I am so happy these people went the extra mile. I personally despise Dog Food Advisor because their reviews are based solely on a superficial reading of an ingredient label. They do not call out Tiki and Weruva for making their food in Thailand, where there are not good quality controls on the ingredients. That is just one example. 

I think the above link should be the new standard response to finding a good food if someone is not going to feed raw. That is how much I love it!


Sent from my iPad using Tapatalk


----------



## SinisterKisses (Sep 20, 2015)

I found it really useful also, glad you did too! I had a pretty good grasp of foods and what to look for before finding it, but it's a great reference tool that really breaks stuff down.


----------



## pigeonsheep (Nov 8, 2008)

i feed orijen and acana  so we're good yay! ^_^


----------



## susan davis (Mar 25, 2011)

Just copied this list.

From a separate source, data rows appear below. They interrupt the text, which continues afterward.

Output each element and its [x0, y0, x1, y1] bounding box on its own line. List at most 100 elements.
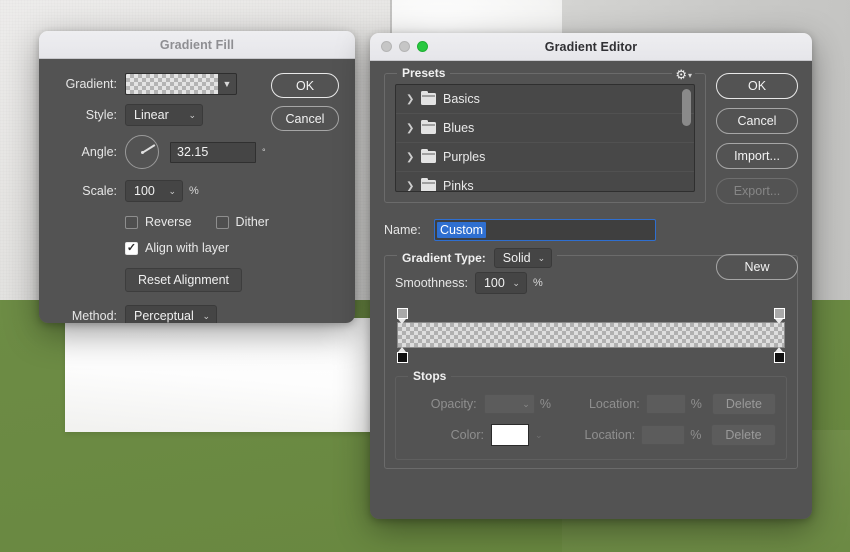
angle-dial-hub	[140, 150, 144, 154]
color-stop-end[interactable]	[774, 347, 785, 363]
chevron-down-icon: ⌄	[535, 429, 543, 440]
gradient-preview-bar[interactable]	[397, 322, 785, 348]
name-input[interactable]: Custom	[434, 219, 656, 241]
gradient-type-header: Gradient Type: Solid ⌄	[397, 248, 558, 268]
gradient-type-select[interactable]: Solid ⌄	[493, 248, 553, 268]
color-stop-start[interactable]	[397, 347, 408, 363]
presets-label: Presets	[397, 66, 451, 80]
stop-pointer	[398, 347, 406, 352]
color-label: Color:	[450, 428, 484, 442]
gradient-fill-content: Gradient: ▼ Style: Linear ⌄ Angle: 32.15…	[39, 59, 355, 323]
chevron-down-icon: ⌄	[168, 185, 176, 196]
presets-scrollbar[interactable]	[682, 89, 691, 189]
gradient-editor-titlebar[interactable]: Gradient Editor	[370, 33, 812, 61]
scrollbar-thumb[interactable]	[682, 89, 691, 126]
smoothness-value: 100	[483, 276, 505, 290]
folder-icon	[421, 177, 436, 191]
gradient-fill-titlebar[interactable]: Gradient Fill	[39, 31, 355, 59]
scale-value: 100	[134, 184, 155, 198]
angle-dial[interactable]	[125, 135, 159, 169]
stop-pointer	[775, 319, 783, 324]
angle-input[interactable]: 32.15	[170, 141, 256, 163]
chevron-right-icon[interactable]: ❯	[406, 123, 414, 134]
stop-pointer	[775, 347, 783, 352]
style-label: Style:	[85, 108, 117, 122]
color-stop-row: Color: ⌄ Location: % Delete	[406, 424, 776, 446]
align-with-layer-checkbox[interactable]	[125, 241, 138, 255]
method-label: Method:	[71, 309, 117, 323]
list-item[interactable]: ❯ Basics	[396, 85, 694, 114]
gradient-swatch-preview	[126, 74, 218, 94]
method-value: Perceptual	[134, 309, 194, 323]
align-with-layer-label: Align with layer	[145, 241, 230, 255]
preset-label: Basics	[443, 92, 480, 106]
method-select[interactable]: Perceptual ⌄	[125, 305, 217, 323]
gradient-editor-buttons: OK Cancel Import... Export... New	[716, 73, 798, 280]
close-icon[interactable]	[381, 41, 392, 52]
smoothness-select[interactable]: 100 ⌄	[474, 272, 527, 294]
reverse-checkbox[interactable]	[125, 215, 138, 229]
scale-select[interactable]: 100 ⌄	[125, 180, 183, 202]
gradient-fill-cancel-button[interactable]: Cancel	[271, 106, 339, 131]
opacity-select: ⌄	[483, 394, 535, 414]
opacity-location-label: Location:	[588, 397, 640, 411]
gradient-fill-buttons: OK Cancel	[271, 73, 339, 131]
preset-label: Purples	[443, 150, 486, 164]
stops-label: Stops	[408, 369, 452, 383]
angle-label: Angle:	[81, 145, 117, 159]
opacity-stop-row: Opacity: ⌄ % Location: % Delete	[406, 393, 776, 415]
chevron-right-icon[interactable]: ❯	[406, 152, 414, 163]
gradient-editor-window: Gradient Editor Presets ⚙ ▾ ❯ Basics ❯ Bl…	[370, 33, 812, 519]
color-delete-button: Delete	[711, 424, 776, 446]
folder-icon	[421, 90, 436, 105]
gradient-editor-cancel-button[interactable]: Cancel	[716, 108, 798, 134]
gradient-editor-new-button[interactable]: New	[716, 254, 798, 280]
gradient-swatch-dropdown[interactable]: ▼	[125, 73, 237, 95]
gradient-type-group: Gradient Type: Solid ⌄ Smoothness: 100 ⌄…	[384, 248, 798, 469]
checkbox-row-2: Align with layer	[125, 241, 339, 255]
gradient-editor-import-button[interactable]: Import...	[716, 143, 798, 169]
dither-checkbox[interactable]	[215, 215, 229, 229]
color-location-label: Location:	[584, 428, 636, 442]
name-label: Name:	[384, 223, 421, 237]
stop-swatch	[397, 352, 408, 363]
stop-swatch	[774, 352, 785, 363]
chevron-down-icon: ⌄	[522, 398, 530, 409]
reset-alignment-button[interactable]: Reset Alignment	[125, 268, 243, 292]
angle-value: 32.15	[177, 145, 209, 159]
dither-label: Dither	[235, 215, 269, 229]
zoom-icon[interactable]	[417, 41, 428, 52]
scale-label: Scale:	[82, 184, 117, 198]
gradient-editor-content: Presets ⚙ ▾ ❯ Basics ❯ Blues ❯ Purples ❯…	[370, 61, 812, 519]
list-item[interactable]: ❯ Blues	[396, 114, 694, 143]
checkbox-row-1: Reverse Dither	[125, 215, 339, 229]
traffic-light-buttons	[370, 41, 428, 52]
opacity-label: Opacity:	[430, 397, 477, 411]
stop-pointer	[398, 319, 406, 324]
color-location-unit: %	[690, 428, 702, 442]
chevron-down-icon: ▾	[687, 70, 692, 80]
gear-icon[interactable]: ⚙ ▾	[672, 67, 695, 83]
opacity-stop-start[interactable]	[397, 308, 408, 324]
presets-list[interactable]: ❯ Basics ❯ Blues ❯ Purples ❯ Pinks	[395, 84, 695, 192]
minimize-icon[interactable]	[399, 41, 410, 52]
method-row: Method: Perceptual ⌄	[55, 305, 339, 323]
folder-icon	[421, 119, 436, 134]
smoothness-label: Smoothness:	[395, 276, 468, 290]
opacity-unit: %	[539, 397, 551, 411]
style-select[interactable]: Linear ⌄	[125, 104, 203, 126]
chevron-down-icon: ⌄	[512, 277, 520, 288]
list-item[interactable]: ❯ Pinks	[396, 172, 694, 192]
gradient-editor-export-button: Export...	[716, 178, 798, 204]
gradient-fill-ok-button[interactable]: OK	[271, 73, 339, 98]
chevron-right-icon[interactable]: ❯	[406, 94, 414, 105]
opacity-stop-end[interactable]	[774, 308, 785, 324]
chevron-right-icon[interactable]: ❯	[406, 181, 414, 192]
chevron-down-icon: ⌄	[188, 109, 196, 120]
gradient-editor-ok-button[interactable]: OK	[716, 73, 798, 99]
angle-dial-needle	[141, 144, 156, 154]
scale-unit: %	[189, 185, 199, 197]
list-item[interactable]: ❯ Purples	[396, 143, 694, 172]
gradient-editor-title: Gradient Editor	[544, 39, 638, 54]
stops-group: Stops Opacity: ⌄ % Location: % Delete Co…	[395, 369, 787, 460]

I use Fromm, grain free, so am good on that. My cat had Logic cat food, which I had to return because of vomiting. Millet allergy? She is on Fromm grain free cat food which is fine. I would use Stella and Chewies if it wasn't so expensive.


----------



## zellko (Jul 3, 2013)

Great info! Happy to see all my choices made the cut. I agree about S & C. Just too pricey. I keep it for emergencies as a topper. So far pup's fave hands down has been the Pup Loaf recipe from Dr. Judy Morgan. They all inhale it like big dogs.


----------



## pigeonsheep (Nov 8, 2008)

zellko said:


> Great info! Happy to see all my choices made the cut. I agree about S & C. Just too pricey. I keep it for emergencies as a topper. So far pup's fave hands down has been the Pup Loaf recipe from Dr. Judy Morgan. They all inhale it like big dogs.


Is that a homemade recipe? Care to share?


----------



## zellko (Jul 3, 2013)

2 lb. ground meat
1/2 lb. ground organ (optional) I don't use this since it upsets Piper's system
3 to 4 eggs
1/2 c. Honest Kitchen Preference rehydrated with 3/4c. hot water OR 1 c. finely chopped vegetables w 1 t. crushed eggshell or a supplement for calcium
1/2 c. barley or quinoa (optional if you prefer grain free)

Bake at 350 for about 40-60 min.
I haven't done a cost analysis since my family has an Angus farm. I'm guessing this would feed one small chi for a week. If hubby ever gets a deer most of it will become PupLoaf. I don't feed it exclusively only because I'm afraid they would refuse anything else. lol

This is from the book From Needles to Natural. She also has a cookbook. 
Home Cooking For Pets, Healthy Dog Food, How to cook for your pets


----------